Why Saree Suddenly Become An Urban Fetish?
Sarees have been cherished and treasured apparel in India for centuries. It has undergone numerous transformations and has been worn in local styles with slight tweaks in their styling.
Yes, the saree has been synonymous with Indian wear most of the times. Being the traditional attire of the country, it was worn by the majority of the Indian women. When the Western culture began hitting the country, the attention naturally wavered towards the western style of clothing and slowly but steadily, the sarees lost their popularity.
Ever since, there have been many campaigns to support the traditional attire. Two Indian women came up with a campaign that flooded India, “100 Saree Pact.” It was a pact that gained momentum with an exponential increase in the number of women who took it up. Friends took it up, and their friends and so on.
This pact, as the name says, means that the woman will dress up in a saree 100 times before the end of the year. This pact was born back in 2015. The two buoys behind this pact were Anju Maudgal Kadam and Ally Matthan. They encouraged their friends too to take up the challenge.
100 times a year translated to about 2 times a week. They invited women to tell a story, the medium being sarees. They could talk about a special occasion, an event, a day out, etc. Their idea behind this campaign was to revive the elegant attire. 100SareePact invited women to share photos in the 6 and 9-yard attire and tag their family and friends too.
Following in these footsteps, Six yards, 365 days was born. It was brought alive and hoisted by Delhi based poet and author, Sunita Budhiraja. Her main concern was that sarees were disappearing from the daily scene and as a result, weavers too.
Six yards 365 days began on Facebook. With the help and support of her friends, Alka Raghuvanshi, Manisha Gawde and Sanjeev Mangalani, Sunita launched the virtual campaign in mid-2015. The popular saree store, Kalpana was a major element that helped in promoting this campaign.

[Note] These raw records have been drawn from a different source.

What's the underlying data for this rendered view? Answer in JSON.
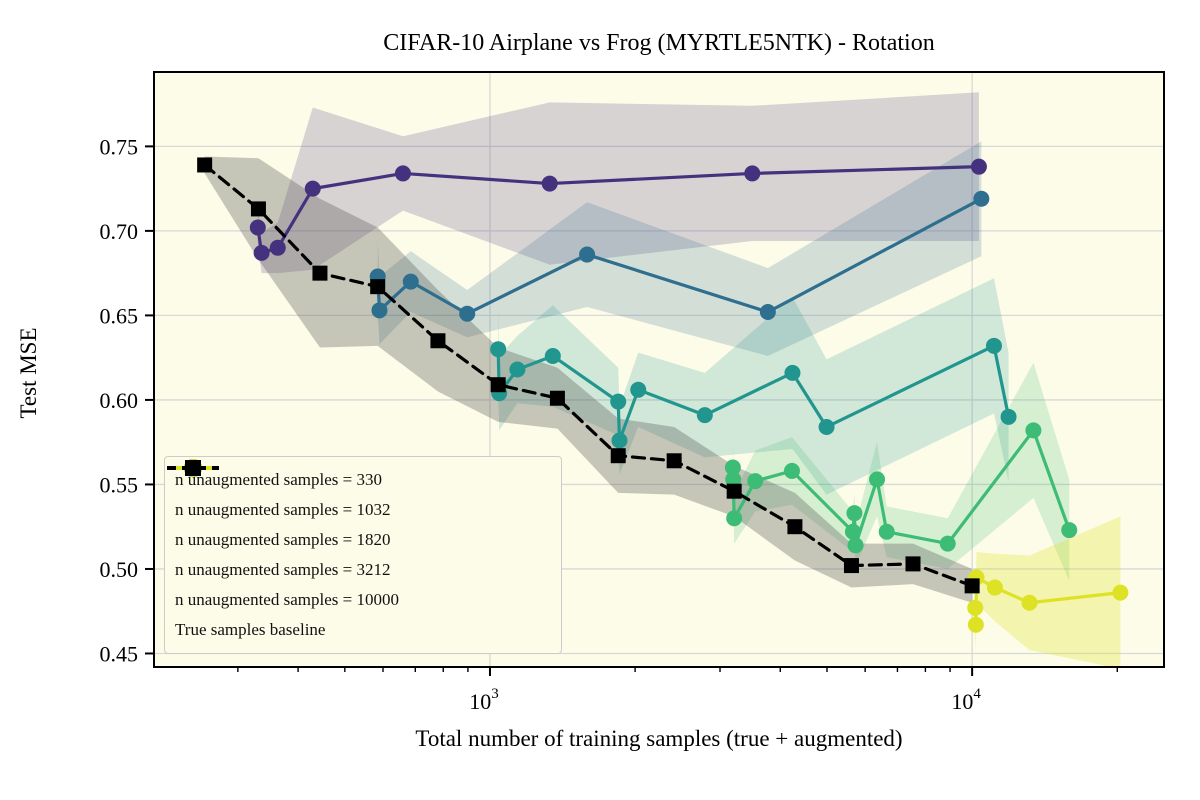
{
  "title": "CIFAR-10 Airplane vs Frog (MYRTLE5NTK) - Rotation",
  "x_axis": {
    "label": "Total number of training samples (true + augmented)",
    "scale": "log",
    "range": [
      201,
      25000
    ],
    "major_ticks": [
      {
        "value": 1000,
        "base": "10",
        "exp": "3"
      },
      {
        "value": 10000,
        "base": "10",
        "exp": "4"
      }
    ],
    "minor_ticks": [
      300,
      400,
      500,
      600,
      700,
      800,
      900,
      2000,
      3000,
      4000,
      5000,
      6000,
      7000,
      8000,
      9000,
      20000
    ]
  },
  "y_axis": {
    "label": "Test MSE",
    "range": [
      0.442,
      0.794
    ],
    "ticks": [
      0.45,
      0.5,
      0.55,
      0.6,
      0.65,
      0.7,
      0.75
    ],
    "tick_labels": [
      "0.45",
      "0.50",
      "0.55",
      "0.60",
      "0.65",
      "0.70",
      "0.75"
    ]
  },
  "colors": {
    "background": "#fdfce9",
    "grid": "#d8d8d8",
    "spine": "#000000",
    "series_330": "#45327e",
    "series_1032": "#2e6e8e",
    "series_1820": "#21968f",
    "series_3212": "#3cbc75",
    "series_10000": "#dde224",
    "baseline": "#000000",
    "baseline_band": "#4a4a4a"
  },
  "chart_data": {
    "type": "line",
    "title": "CIFAR-10 Airplane vs Frog (MYRTLE5NTK) - Rotation",
    "xlabel": "Total number of training samples (true + augmented)",
    "ylabel": "Test MSE",
    "xscale": "log",
    "xlim": [
      201,
      25000
    ],
    "ylim": [
      0.442,
      0.794
    ],
    "grid": true,
    "legend_position": "lower-left",
    "series": [
      {
        "label": "n unaugmented samples = 330",
        "color_key": "series_330",
        "marker": "circle",
        "line_style": "solid",
        "x": [
          330,
          336,
          363,
          429,
          660,
          1330,
          3500,
          10330
        ],
        "y": [
          0.702,
          0.687,
          0.69,
          0.725,
          0.734,
          0.728,
          0.734,
          0.738
        ],
        "band": [
          0.01,
          0.012,
          0.015,
          0.048,
          0.022,
          0.048,
          0.04,
          0.044
        ]
      },
      {
        "label": "n unaugmented samples = 1032",
        "color_key": "series_1032",
        "marker": "circle",
        "line_style": "solid",
        "x": [
          585,
          590,
          685,
          897,
          1590,
          3770,
          10450
        ],
        "y": [
          0.673,
          0.653,
          0.67,
          0.651,
          0.686,
          0.652,
          0.719
        ],
        "band": [
          0.022,
          0.02,
          0.018,
          0.014,
          0.031,
          0.026,
          0.034
        ]
      },
      {
        "label": "n unaugmented samples = 1820",
        "color_key": "series_1820",
        "marker": "circle",
        "line_style": "solid",
        "x": [
          1040,
          1045,
          1140,
          1350,
          1845,
          1856,
          2030,
          2790,
          4240,
          4990,
          11100,
          11900
        ],
        "y": [
          0.63,
          0.604,
          0.618,
          0.626,
          0.599,
          0.576,
          0.606,
          0.591,
          0.616,
          0.584,
          0.632,
          0.59
        ],
        "band": [
          0.026,
          0.022,
          0.02,
          0.03,
          0.02,
          0.02,
          0.022,
          0.025,
          0.045,
          0.04,
          0.04,
          0.038
        ]
      },
      {
        "label": "n unaugmented samples = 3212",
        "color_key": "series_3212",
        "marker": "circle",
        "line_style": "solid",
        "x": [
          3190,
          3195,
          3210,
          3550,
          4230,
          5660,
          5700,
          5730,
          6350,
          6650,
          8900,
          13400,
          15900
        ],
        "y": [
          0.56,
          0.553,
          0.53,
          0.552,
          0.558,
          0.522,
          0.533,
          0.514,
          0.553,
          0.522,
          0.515,
          0.582,
          0.523
        ],
        "band": [
          0.015,
          0.015,
          0.015,
          0.018,
          0.02,
          0.012,
          0.012,
          0.012,
          0.022,
          0.015,
          0.015,
          0.04,
          0.03
        ]
      },
      {
        "label": "n unaugmented samples = 10000",
        "color_key": "series_10000",
        "marker": "circle",
        "line_style": "solid",
        "x": [
          10150,
          10180,
          10210,
          11150,
          13150,
          20300
        ],
        "y": [
          0.477,
          0.467,
          0.495,
          0.489,
          0.48,
          0.486
        ],
        "band": [
          0.018,
          0.015,
          0.015,
          0.02,
          0.028,
          0.045
        ]
      },
      {
        "label": "True samples baseline",
        "color_key": "baseline",
        "marker": "square",
        "line_style": "dashed",
        "x": [
          256,
          331,
          444,
          585,
          780,
          1040,
          1380,
          1845,
          2410,
          3210,
          4290,
          5620,
          7540,
          10000
        ],
        "y": [
          0.739,
          0.713,
          0.675,
          0.667,
          0.635,
          0.609,
          0.601,
          0.567,
          0.564,
          0.546,
          0.525,
          0.502,
          0.503,
          0.49
        ],
        "band": [
          0.005,
          0.03,
          0.044,
          0.035,
          0.03,
          0.022,
          0.018,
          0.022,
          0.02,
          0.015,
          0.02,
          0.013,
          0.012,
          0.01
        ]
      }
    ]
  }
}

As a part of this campaign, every time a woman wore a handmade saree, she had to post a picture to spread awareness about handmade sarees and weavers who work hard, but skillfully design a saree.
They noticed that most of the posts came from the Kolkata and Odisha based cities and cities from the south. They reason that these cities still keep alive the tradition whereas other metropolitan cities are quite far off from saree as an attire of daily wear. Due to the saree market having gone south in these areas, weavers too are few.
Women say that a saree is not just attire, it is an experience and a feeling. Every saree is a story by itself. We all agree that our mothers and grandmothers are synonymous with sarees.
100 Sarees Pact and Six Yards 365 Days have been pioneers in the Indian saree scene for a while now. Many other campaigns are coming up as a result and we hope to see that India cherishes the unique tradition of wearing a saree.